Acajutla - City of El Salvador
Acajutla is a seaport of El Salvador. The town is located at the Pacific Coast of Central America and is El Salvador's principal seaport from which a large portion of the nation's exports of coffee, sugar, and balsam are shipped. As a municipality, Acajutla is one of seventeen such districts in Sonsonate.
Spanish conquistador Pedro de Alvarado, under the command of Hernan Cortés, had conquered Mexico and Guatemala before coming to the vicinity of Acajutla. There he met heavy resistance, but defeated the indigenous people in 1524 and conquered all of present-day El Salvador at the Battle of Acajutla.

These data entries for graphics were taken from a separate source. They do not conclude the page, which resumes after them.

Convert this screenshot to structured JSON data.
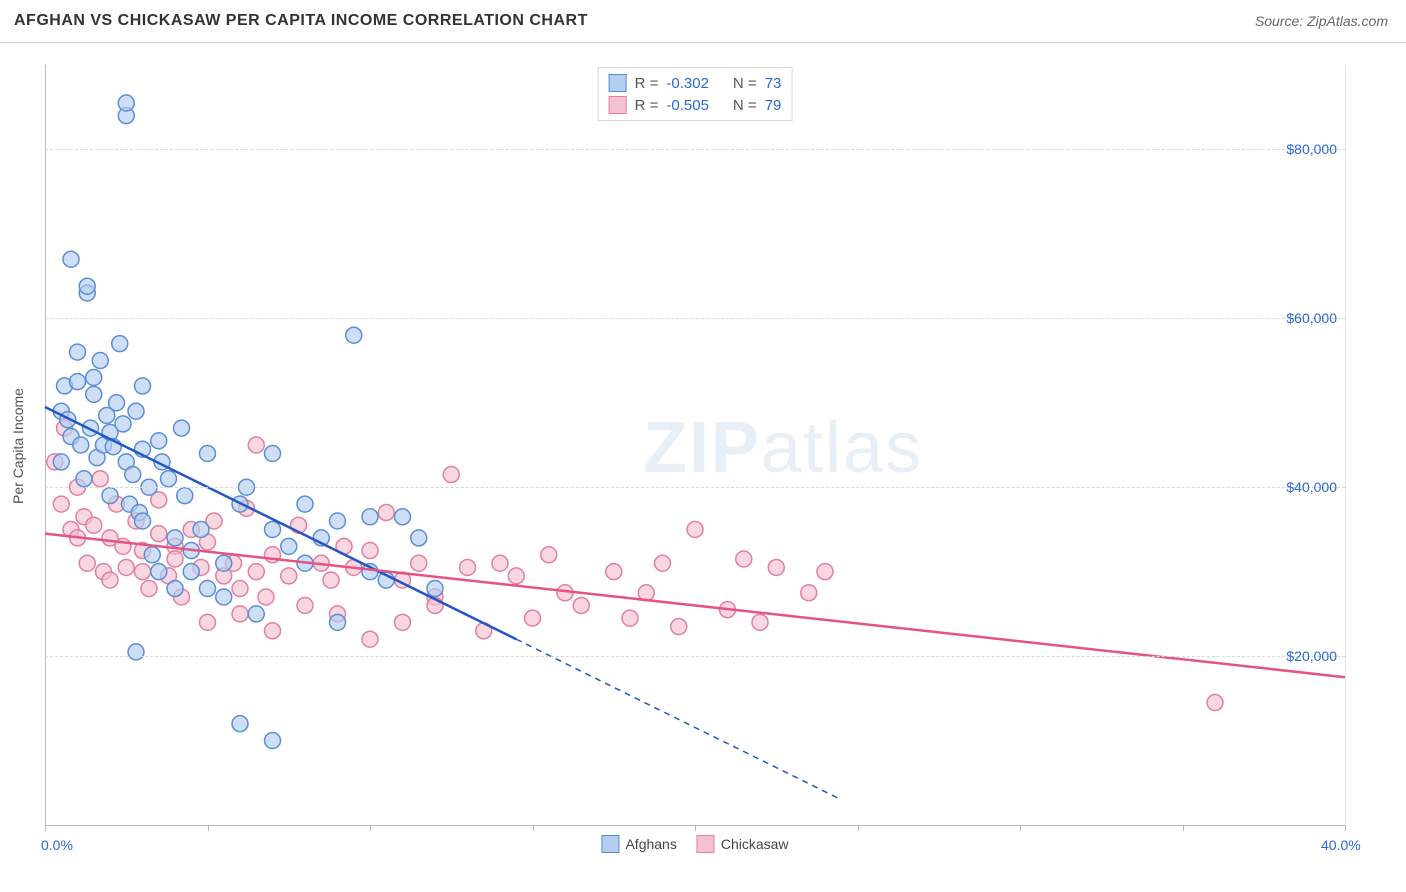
{
  "title": "AFGHAN VS CHICKASAW PER CAPITA INCOME CORRELATION CHART",
  "source": "Source: ZipAtlas.com",
  "watermark": "ZIPatlas",
  "chart": {
    "type": "scatter",
    "xlim": [
      0,
      40
    ],
    "ylim": [
      0,
      90000
    ],
    "x_ticks": [
      0,
      5,
      10,
      15,
      20,
      25,
      30,
      35,
      40
    ],
    "x_tick_labels": {
      "0": "0.0%",
      "40": "40.0%"
    },
    "y_gridlines": [
      20000,
      40000,
      60000,
      80000
    ],
    "y_tick_labels": {
      "20000": "$20,000",
      "40000": "$40,000",
      "60000": "$60,000",
      "80000": "$80,000"
    },
    "y_axis_title": "Per Capita Income",
    "marker_radius": 8,
    "marker_stroke_width": 1.5,
    "line_width": 2.5,
    "background_color": "#ffffff",
    "grid_color": "#d8d8d8",
    "axis_color": "#bbbbbb",
    "label_color": "#2968d8",
    "series": [
      {
        "key": "afghans",
        "label": "Afghans",
        "fill": "#b3ceef",
        "fill_opacity": 0.65,
        "stroke": "#5b8ed6",
        "line_color": "#2457c5",
        "trend": [
          [
            0.0,
            49500
          ],
          [
            14.5,
            22000
          ]
        ],
        "trend_extrapolate": [
          [
            14.5,
            22000
          ],
          [
            24.5,
            3000
          ]
        ],
        "points": [
          [
            0.5,
            49000
          ],
          [
            0.5,
            43000
          ],
          [
            0.6,
            52000
          ],
          [
            0.7,
            48000
          ],
          [
            0.8,
            46000
          ],
          [
            0.8,
            67000
          ],
          [
            1.0,
            52500
          ],
          [
            1.0,
            56000
          ],
          [
            1.1,
            45000
          ],
          [
            1.2,
            41000
          ],
          [
            1.3,
            63000
          ],
          [
            1.3,
            63800
          ],
          [
            1.4,
            47000
          ],
          [
            1.5,
            53000
          ],
          [
            1.5,
            51000
          ],
          [
            1.6,
            43500
          ],
          [
            1.7,
            55000
          ],
          [
            1.8,
            45000
          ],
          [
            1.9,
            48500
          ],
          [
            2.0,
            46500
          ],
          [
            2.0,
            39000
          ],
          [
            2.1,
            44800
          ],
          [
            2.2,
            50000
          ],
          [
            2.3,
            57000
          ],
          [
            2.4,
            47500
          ],
          [
            2.5,
            43000
          ],
          [
            2.5,
            84000
          ],
          [
            2.5,
            85500
          ],
          [
            2.6,
            38000
          ],
          [
            2.7,
            41500
          ],
          [
            2.8,
            49000
          ],
          [
            2.8,
            20500
          ],
          [
            2.9,
            37000
          ],
          [
            3.0,
            44500
          ],
          [
            3.0,
            36000
          ],
          [
            3.2,
            40000
          ],
          [
            3.3,
            32000
          ],
          [
            3.5,
            45500
          ],
          [
            3.5,
            30000
          ],
          [
            3.6,
            43000
          ],
          [
            3.8,
            41000
          ],
          [
            4.0,
            34000
          ],
          [
            4.0,
            28000
          ],
          [
            4.2,
            47000
          ],
          [
            4.3,
            39000
          ],
          [
            4.5,
            32500
          ],
          [
            4.5,
            30000
          ],
          [
            4.8,
            35000
          ],
          [
            5.0,
            28000
          ],
          [
            5.0,
            44000
          ],
          [
            5.5,
            31000
          ],
          [
            5.5,
            27000
          ],
          [
            6.0,
            38000
          ],
          [
            6.0,
            12000
          ],
          [
            6.2,
            40000
          ],
          [
            6.5,
            25000
          ],
          [
            7.0,
            35000
          ],
          [
            7.0,
            10000
          ],
          [
            7.5,
            33000
          ],
          [
            8.0,
            38000
          ],
          [
            8.0,
            31000
          ],
          [
            8.5,
            34000
          ],
          [
            9.0,
            36000
          ],
          [
            9.0,
            24000
          ],
          [
            9.5,
            58000
          ],
          [
            10.0,
            36500
          ],
          [
            10.0,
            30000
          ],
          [
            10.5,
            29000
          ],
          [
            11.0,
            36500
          ],
          [
            11.5,
            34000
          ],
          [
            12.0,
            28000
          ],
          [
            7.0,
            44000
          ],
          [
            3.0,
            52000
          ]
        ]
      },
      {
        "key": "chickasaw",
        "label": "Chickasaw",
        "fill": "#f4c1d0",
        "fill_opacity": 0.65,
        "stroke": "#e37fa3",
        "line_color": "#e55383",
        "trend": [
          [
            0.0,
            34500
          ],
          [
            40.0,
            17500
          ]
        ],
        "points": [
          [
            0.3,
            43000
          ],
          [
            0.5,
            38000
          ],
          [
            0.6,
            47000
          ],
          [
            0.8,
            35000
          ],
          [
            1.0,
            34000
          ],
          [
            1.0,
            40000
          ],
          [
            1.2,
            36500
          ],
          [
            1.3,
            31000
          ],
          [
            1.5,
            35500
          ],
          [
            1.7,
            41000
          ],
          [
            1.8,
            30000
          ],
          [
            2.0,
            34000
          ],
          [
            2.0,
            29000
          ],
          [
            2.2,
            38000
          ],
          [
            2.4,
            33000
          ],
          [
            2.5,
            30500
          ],
          [
            2.8,
            36000
          ],
          [
            3.0,
            30000
          ],
          [
            3.0,
            32500
          ],
          [
            3.2,
            28000
          ],
          [
            3.5,
            34500
          ],
          [
            3.5,
            38500
          ],
          [
            3.8,
            29500
          ],
          [
            4.0,
            33000
          ],
          [
            4.0,
            31500
          ],
          [
            4.2,
            27000
          ],
          [
            4.5,
            35000
          ],
          [
            4.8,
            30500
          ],
          [
            5.0,
            33500
          ],
          [
            5.0,
            24000
          ],
          [
            5.2,
            36000
          ],
          [
            5.5,
            29500
          ],
          [
            5.8,
            31000
          ],
          [
            6.0,
            28000
          ],
          [
            6.0,
            25000
          ],
          [
            6.2,
            37500
          ],
          [
            6.5,
            30000
          ],
          [
            6.5,
            45000
          ],
          [
            6.8,
            27000
          ],
          [
            7.0,
            32000
          ],
          [
            7.0,
            23000
          ],
          [
            7.5,
            29500
          ],
          [
            7.8,
            35500
          ],
          [
            8.0,
            26000
          ],
          [
            8.5,
            31000
          ],
          [
            8.8,
            29000
          ],
          [
            9.0,
            25000
          ],
          [
            9.2,
            33000
          ],
          [
            9.5,
            30500
          ],
          [
            10.0,
            22000
          ],
          [
            10.0,
            32500
          ],
          [
            10.5,
            37000
          ],
          [
            11.0,
            24000
          ],
          [
            11.0,
            29000
          ],
          [
            11.5,
            31000
          ],
          [
            12.0,
            27000
          ],
          [
            12.0,
            26000
          ],
          [
            12.5,
            41500
          ],
          [
            13.0,
            30500
          ],
          [
            13.5,
            23000
          ],
          [
            14.0,
            31000
          ],
          [
            14.5,
            29500
          ],
          [
            15.0,
            24500
          ],
          [
            15.5,
            32000
          ],
          [
            16.0,
            27500
          ],
          [
            16.5,
            26000
          ],
          [
            17.5,
            30000
          ],
          [
            18.0,
            24500
          ],
          [
            18.5,
            27500
          ],
          [
            19.0,
            31000
          ],
          [
            19.5,
            23500
          ],
          [
            20.0,
            35000
          ],
          [
            21.0,
            25500
          ],
          [
            21.5,
            31500
          ],
          [
            22.0,
            24000
          ],
          [
            22.5,
            30500
          ],
          [
            23.5,
            27500
          ],
          [
            24.0,
            30000
          ],
          [
            36.0,
            14500
          ]
        ]
      }
    ],
    "bottom_legend": [
      {
        "label": "Afghans",
        "fill": "#b3ceef",
        "stroke": "#5b8ed6"
      },
      {
        "label": "Chickasaw",
        "fill": "#f4c1d0",
        "stroke": "#e37fa3"
      }
    ],
    "stats": [
      {
        "swatch_fill": "#b3ceef",
        "swatch_stroke": "#5b8ed6",
        "r": "-0.302",
        "n": "73"
      },
      {
        "swatch_fill": "#f4c1d0",
        "swatch_stroke": "#e37fa3",
        "r": "-0.505",
        "n": "79"
      }
    ]
  }
}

Acajutla became an important colonial port for the Spanish Empire as part of the Kingdom of Guatemala, which was subordinate to the Viceroyalty of New Spain
The 1855 completion of the Panama Railway across the Isthmus of Panama further added to the activity at the port of Acajutla. With a convenient means of transporting goods between the Caribbean and the Pacific, additional shipping lines were created to carry these goods up and down the Pacific coast to and from the western terminus of the railway. Acajutla was a regular port of call from which coffee and sugar were shipped to the East Coast of the United States and Europe.
As with all the Pacific Coast of Central America, the climate at Acajutla is continuously hot and humid.
There are some primary schools between them: Fe y Alegría, Lizandro Larín Zepeda, Julian Vasquéz Rojas, and some other primary schools, even a high school named Instituto Nacional de Acajutla.